店員の手には不思議な形の靴が乗っていた。
「これ、ヒールがないわね。男性用ではなくて?」
「いえいえ、これは男女問わず履けるようになっているのです。そして不思議なことに持ち主の足にピッタリと寄り添うのですよ」
怪しさ満載な靴だが持ち主の足に寄り添うという部分には惹かれる。
「じゃあ、少し貸してもらってもいいかしら?」
「はい、どうぞどうぞ」
私は靴を受け取り、足を入れようとすると……。
「あぁっ!お客様、お待ちください!靴に足を入れないでください‼︎」
「……あなた、わざと私が足を入れた後にいいましたの?」
止められてももう遅い。ちょうど足を入れたところだ。
「いえいえ、私はお客様の安全第一に、気づいたと同時に言わせてもらいました」
そう言って営業スマイルを浮かべた彼の後ろに悪魔が見えたのは気のせいだろうか……。
「で、結局足を入れたら何がダメなのよ?あなたが言った通り足をピッタリと包んでくれてすごく履き心地はいいわよ?」
「そうなんです。ピッタリなんです」
「……何よ、どういうこと?」
「足が抜けないんです」
「は⁉︎」
グッグッと足を引き抜こうとするが全く抜けない。
「あのねぇ、あなた、何でこんなものをお客様に薦めてるのよ」
「ですが、結局履くことを選んだのはあなたです。
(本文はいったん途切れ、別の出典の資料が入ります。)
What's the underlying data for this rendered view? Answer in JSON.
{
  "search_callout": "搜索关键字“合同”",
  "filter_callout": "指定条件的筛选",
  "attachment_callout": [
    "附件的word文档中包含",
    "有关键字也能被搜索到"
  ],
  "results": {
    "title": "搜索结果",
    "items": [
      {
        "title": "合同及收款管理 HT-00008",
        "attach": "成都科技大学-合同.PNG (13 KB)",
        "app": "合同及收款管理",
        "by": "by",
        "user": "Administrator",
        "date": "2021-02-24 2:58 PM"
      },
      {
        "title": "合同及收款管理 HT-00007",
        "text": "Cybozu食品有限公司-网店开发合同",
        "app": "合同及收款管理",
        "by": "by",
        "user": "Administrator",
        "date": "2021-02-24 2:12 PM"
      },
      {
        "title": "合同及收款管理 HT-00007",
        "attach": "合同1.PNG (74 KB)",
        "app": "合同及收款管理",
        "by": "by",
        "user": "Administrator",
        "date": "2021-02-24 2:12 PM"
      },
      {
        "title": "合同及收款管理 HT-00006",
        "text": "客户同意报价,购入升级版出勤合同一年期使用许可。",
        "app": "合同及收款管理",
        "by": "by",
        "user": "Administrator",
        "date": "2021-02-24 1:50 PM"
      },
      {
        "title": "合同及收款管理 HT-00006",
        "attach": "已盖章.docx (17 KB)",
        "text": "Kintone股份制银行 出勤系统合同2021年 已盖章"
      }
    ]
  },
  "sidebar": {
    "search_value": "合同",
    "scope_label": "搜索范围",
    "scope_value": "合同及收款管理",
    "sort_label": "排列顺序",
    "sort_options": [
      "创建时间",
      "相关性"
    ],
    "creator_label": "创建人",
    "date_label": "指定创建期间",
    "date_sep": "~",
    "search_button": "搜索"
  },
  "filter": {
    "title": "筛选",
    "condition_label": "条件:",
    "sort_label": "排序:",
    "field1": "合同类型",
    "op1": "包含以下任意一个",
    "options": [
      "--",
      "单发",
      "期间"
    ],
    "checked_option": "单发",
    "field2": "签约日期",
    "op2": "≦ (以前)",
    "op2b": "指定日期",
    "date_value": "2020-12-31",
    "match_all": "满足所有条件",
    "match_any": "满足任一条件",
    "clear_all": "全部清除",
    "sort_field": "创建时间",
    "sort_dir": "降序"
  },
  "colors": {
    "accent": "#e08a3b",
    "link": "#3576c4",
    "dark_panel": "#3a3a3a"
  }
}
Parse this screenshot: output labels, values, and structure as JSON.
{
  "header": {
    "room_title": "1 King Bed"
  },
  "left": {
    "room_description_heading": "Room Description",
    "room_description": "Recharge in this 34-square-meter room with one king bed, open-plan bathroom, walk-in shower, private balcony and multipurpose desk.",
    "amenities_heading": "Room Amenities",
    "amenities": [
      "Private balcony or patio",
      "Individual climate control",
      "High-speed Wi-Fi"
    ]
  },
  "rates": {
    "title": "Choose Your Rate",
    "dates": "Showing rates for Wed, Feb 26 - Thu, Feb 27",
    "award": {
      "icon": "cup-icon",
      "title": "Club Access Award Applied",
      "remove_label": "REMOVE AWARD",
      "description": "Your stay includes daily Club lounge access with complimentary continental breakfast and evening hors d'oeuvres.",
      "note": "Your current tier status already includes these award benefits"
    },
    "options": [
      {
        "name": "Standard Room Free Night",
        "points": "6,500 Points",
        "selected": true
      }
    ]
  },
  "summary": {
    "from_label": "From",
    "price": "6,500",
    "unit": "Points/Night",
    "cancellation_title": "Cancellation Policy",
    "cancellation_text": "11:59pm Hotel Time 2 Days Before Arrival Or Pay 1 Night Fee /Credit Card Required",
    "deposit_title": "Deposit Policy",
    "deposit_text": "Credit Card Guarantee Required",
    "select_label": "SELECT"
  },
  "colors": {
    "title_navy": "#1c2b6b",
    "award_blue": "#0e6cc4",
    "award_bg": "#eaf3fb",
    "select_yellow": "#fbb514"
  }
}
私には何の責任も……」
ガチャ
突然店の扉が開き、誰かが入ってきた。
「あ……」
「げっ……」
私たちは顔を見合わせると同時に顰める。
「なんで、ニアがここにいるんだよ」
「それはこっちのセリフよ、ルイ。早く出てって頂戴!」
すると彼はフンッと鼻を鳴らす。
「そーゆーお前が出てったらどうだ?」
「私は靴から足が抜けなくて店から出れないのよ」
「は?……ダサ」
「っ‼︎」
怒りで殴りそうになるのを抑える。
「あなたね、淑女に向かって何よ!本当にあなたって……」
「お客様〜、こちらはいかがでしょうか?」
そう言って先程の店員がルイに差し出したのは私の足が挟まっている靴のもう片方。
「は?あなたいつのまに。というか、何をし……」
「いいな、それ。ちょっと貸してもらうな」
ズボッ
「あぁ〜!お客様、待ってください!!」
私が口を挟む前にルイは足を靴の中に入れ、狙ったように店員は声を上げる。
「あ?なんか問題でもあるのか?」
「それ、私が履いてる足が抜けない靴よ」
「何言ってんだニア。足は抜ける……抜けないっ⁉︎」
いくらルイがグイグイと足を引っ張っても靴からは抜けない。
「私が作ったこの靴は持ち主の足と全く同じサイズになるのです。まぁ、ちょうどよかったですね。私はその靴を誰かで試したいと思っていたところでしたし……」
「まさかそのために私たちをはめたんじゃ……」
「いえいえ、そんなことはありません!お客様第一ですので!」
胡散臭い笑顔を浮かべると店員はルイの足を持ち上げ靴を見る。
「うーん、足が抜けないこと以外には問題はなさそうですね」
「問題大ありだ!どうやったら抜けるんだよ!」
「まぁ、時間がたてば抜けると思いますよ?」
時間ってどのくらいよ!
叫びそうになるのを抑えながら私は告げる。
「帰らせていただきますわ!失礼します」
「あぁ〜!お客様、お待ちください!」
誰が待つものか!と勢いよく足を踏み出した瞬間。
「へ?」
「え?」
ビタッ
突然ルイがこちらに来て私にぶつかった。
「ちょっと、何よ、近づかないで!」
「いや、ちがっ、これは靴が勝手に動いて……」
するとスススッと店員がこちらに来て告げる。
「この靴は対になっているものが離れそうになると、自然にくっつくのてす。ほら、よくあるでしょう?靴が片方なくなるとか……」
靴が片方なくなることはあまりないのではなくて?
「おい、これって時間経つまでこのまんまか?」
「えぇ、そうなんです。」
そうして、冒頭に戻るわけなのだが……。
「時間がたつまで少しこちらでお待ちになってくださ……」
「断る」「お断りいたします」
このまんまじゃ、今履いている靴ごと研究されることを察した私たちは急いで立ち上がる。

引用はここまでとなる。